Hidup memang tentang pilihan. Setiap wanita pun berhak menentukan dan mengambil pilihannya sendiri dalam hidup. Seperti cerita sahabat Vemale yang disertakan dalam Lomba Menulis April 2018 My Life My Choice ini. Meski kadang membuat sebuah pilihan itu tak mudah, hidup justru bisa terasa lebih bermakna karenanya.
***
Urusan jodoh memang tidak ada manusia yang tahu. Selain hanya otoritas Allah yang memegang kendali di wilayah itu. Dan itulah mengapa urusan jodoh termasuk dalam kategori misterius seperti halnya kematian. Jodoh tidak bisa ditebak dan dinyana-nyana oleh siapapun. Sebelum menemukan siapa jodoh yang akan mendampingiku kelak, aku berangan-angan untuk tidak mendapatkannya melalui proses klasik yang namanya pacaran.
Sebenarnya aku bukan "aktivis anti pacaran", hanya saja aku punya pemikiran yang barangkali berbeda. Sebagai perempuan aku punya anggapan jika menikah itu tak selalu harus memulainya dengan pacaran. Meskipun kata beberapa orang, termasuk juga teman-teman di sekelilingku yang mengatakan mustahil kita perempuan menikah tanpa pacaran. Sedangkan di dalam aktivitas pacaran itu sejatinya kita sedang belajar mendalami kepribadian masing-masing. Mengenal secara lebih erat akan kebaikan, keburukan, kesukaan dan apapun yang ada dalam diri calon pasangan. Apa jadinya jika kita berani menikah dengan laki-laki yang belum terlalu kita kenal secara dekat, belum jelas kehidupannya seperti apa, asal usulnya bagaimana dan sebagainya.
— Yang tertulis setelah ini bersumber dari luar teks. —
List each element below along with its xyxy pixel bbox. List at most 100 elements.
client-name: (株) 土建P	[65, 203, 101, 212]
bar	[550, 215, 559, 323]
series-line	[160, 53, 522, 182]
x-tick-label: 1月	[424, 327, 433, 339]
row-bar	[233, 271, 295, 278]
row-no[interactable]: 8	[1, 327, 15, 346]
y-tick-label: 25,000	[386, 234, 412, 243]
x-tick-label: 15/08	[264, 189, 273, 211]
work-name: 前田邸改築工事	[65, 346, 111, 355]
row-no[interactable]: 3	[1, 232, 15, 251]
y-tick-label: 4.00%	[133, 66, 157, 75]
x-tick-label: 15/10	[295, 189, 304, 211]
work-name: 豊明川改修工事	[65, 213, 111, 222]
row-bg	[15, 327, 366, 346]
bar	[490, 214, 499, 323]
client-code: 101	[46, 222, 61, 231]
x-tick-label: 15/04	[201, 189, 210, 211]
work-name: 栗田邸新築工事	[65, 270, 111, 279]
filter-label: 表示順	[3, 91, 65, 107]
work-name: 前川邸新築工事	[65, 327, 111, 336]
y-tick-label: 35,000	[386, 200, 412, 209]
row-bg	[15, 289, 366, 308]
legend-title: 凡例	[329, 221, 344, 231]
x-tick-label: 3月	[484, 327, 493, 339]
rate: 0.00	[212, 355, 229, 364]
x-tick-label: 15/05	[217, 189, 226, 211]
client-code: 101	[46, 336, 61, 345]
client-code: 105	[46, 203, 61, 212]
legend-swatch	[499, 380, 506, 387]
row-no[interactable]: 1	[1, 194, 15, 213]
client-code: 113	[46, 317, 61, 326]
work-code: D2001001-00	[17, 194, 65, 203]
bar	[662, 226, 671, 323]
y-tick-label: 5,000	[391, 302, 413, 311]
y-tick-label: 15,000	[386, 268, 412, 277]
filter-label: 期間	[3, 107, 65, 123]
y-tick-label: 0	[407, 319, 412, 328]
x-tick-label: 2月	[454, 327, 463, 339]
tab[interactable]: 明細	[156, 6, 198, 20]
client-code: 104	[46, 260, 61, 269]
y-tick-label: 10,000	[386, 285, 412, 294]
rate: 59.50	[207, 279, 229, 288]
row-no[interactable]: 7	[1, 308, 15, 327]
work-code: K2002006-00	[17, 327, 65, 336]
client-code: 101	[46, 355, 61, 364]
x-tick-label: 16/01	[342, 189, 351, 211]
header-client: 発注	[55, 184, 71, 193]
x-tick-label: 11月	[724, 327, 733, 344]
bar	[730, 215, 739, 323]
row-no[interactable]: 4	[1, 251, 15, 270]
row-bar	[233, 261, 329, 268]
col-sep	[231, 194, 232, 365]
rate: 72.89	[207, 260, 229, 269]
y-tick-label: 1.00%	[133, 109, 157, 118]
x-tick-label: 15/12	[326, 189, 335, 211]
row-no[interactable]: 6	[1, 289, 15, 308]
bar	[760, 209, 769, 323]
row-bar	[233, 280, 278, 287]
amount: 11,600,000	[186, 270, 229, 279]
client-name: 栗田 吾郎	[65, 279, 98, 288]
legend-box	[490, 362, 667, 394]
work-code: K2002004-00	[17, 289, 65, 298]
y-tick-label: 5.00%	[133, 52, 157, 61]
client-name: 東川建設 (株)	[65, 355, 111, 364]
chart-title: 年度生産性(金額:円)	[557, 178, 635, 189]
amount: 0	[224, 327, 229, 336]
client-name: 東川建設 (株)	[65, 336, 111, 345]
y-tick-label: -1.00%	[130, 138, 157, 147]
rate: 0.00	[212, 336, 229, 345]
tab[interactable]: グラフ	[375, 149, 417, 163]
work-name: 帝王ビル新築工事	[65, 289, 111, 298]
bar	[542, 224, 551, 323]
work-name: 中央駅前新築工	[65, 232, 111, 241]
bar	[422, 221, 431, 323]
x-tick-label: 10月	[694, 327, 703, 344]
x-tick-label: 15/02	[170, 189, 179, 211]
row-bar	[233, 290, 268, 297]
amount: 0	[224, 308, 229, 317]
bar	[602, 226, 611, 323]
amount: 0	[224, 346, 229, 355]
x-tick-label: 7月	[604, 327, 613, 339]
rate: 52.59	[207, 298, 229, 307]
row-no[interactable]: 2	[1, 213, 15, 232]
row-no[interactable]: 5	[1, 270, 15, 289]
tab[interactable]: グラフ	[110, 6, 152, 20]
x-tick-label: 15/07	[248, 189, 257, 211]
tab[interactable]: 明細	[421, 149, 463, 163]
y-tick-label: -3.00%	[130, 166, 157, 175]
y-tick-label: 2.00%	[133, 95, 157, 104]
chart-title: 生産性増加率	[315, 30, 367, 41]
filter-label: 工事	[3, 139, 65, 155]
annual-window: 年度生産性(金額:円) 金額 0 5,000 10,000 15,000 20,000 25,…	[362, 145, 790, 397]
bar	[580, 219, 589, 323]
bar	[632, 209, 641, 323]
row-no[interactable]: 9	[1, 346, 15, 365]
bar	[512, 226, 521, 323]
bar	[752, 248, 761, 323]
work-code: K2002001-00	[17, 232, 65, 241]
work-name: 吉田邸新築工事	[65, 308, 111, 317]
Kala itu usiaku masih terbilang muda. Sekitar 20 tahunan. Di usia tersebut semula aku sama sekali belum terpikir untuk menikah. Aku juga merasa belum matang membicarakan tentang pernikahan. Meskipun ada juga beberapa temanku yang sudah menikah di usia tersebut. Namun jauh di luar sangkaanku ketika secara tiba-tiba saja pria yang tinggal jauh di seberang lautan itu memutuskan untuk melamarku. Ya, melamarku.
Awalnya aku tidak percaya dan aku belum ada kesiapan apa-apa, baik dari segi moral maupun spiritual. Orang-orang di sekitarku juga banyak yang sesumbar jika usiaku masih terlalu muda untuk menikah. Kenapa harus tergesa-gesa? Apa tidak lebih baik dijalani dulu untuk pacaran? Apalagi kamu belum terlalu mengenalnya lebih jauh! Nanti kalo menyesal di belakang susah lho cari obatnya. Menikah itu bukan permainan dan bla-bla-bla. Begitulah nasihat panjang yang mereka luncurkan kepadaku.
Aku memang tidak menjalin hubungan layaknya muda-mudi pada umumnya. Yang berboncengan motor kesana kemari sambil berpegang erat di pinggang si prianya, malam mingguan bertabur kata-kata mesra, nonton bioskop berdua bergandengan tangan dan berangkul-rangkulan, makan di kafe penuh rayuan, temu kangen di taman kota dan atau apa. Aku mengenalnya tanpa sengaja di jaringan telepon seluler karena kesalahan nomor alias salah sambung. Dari situlah awal mula perkenalanku dengan pria itu. Hingga perkenalan jarak jauh yang tidak ada keintiman berkomunikasi dan tidak ada keromantisan itu membawaku pada keputusannya yang aku simpulkan cukup mendadak. Bagaikan mau terlepas jantungku pada saat dia menyatakan keinginannya menjumpaiku sekalian melamarku dalam waktu dekat.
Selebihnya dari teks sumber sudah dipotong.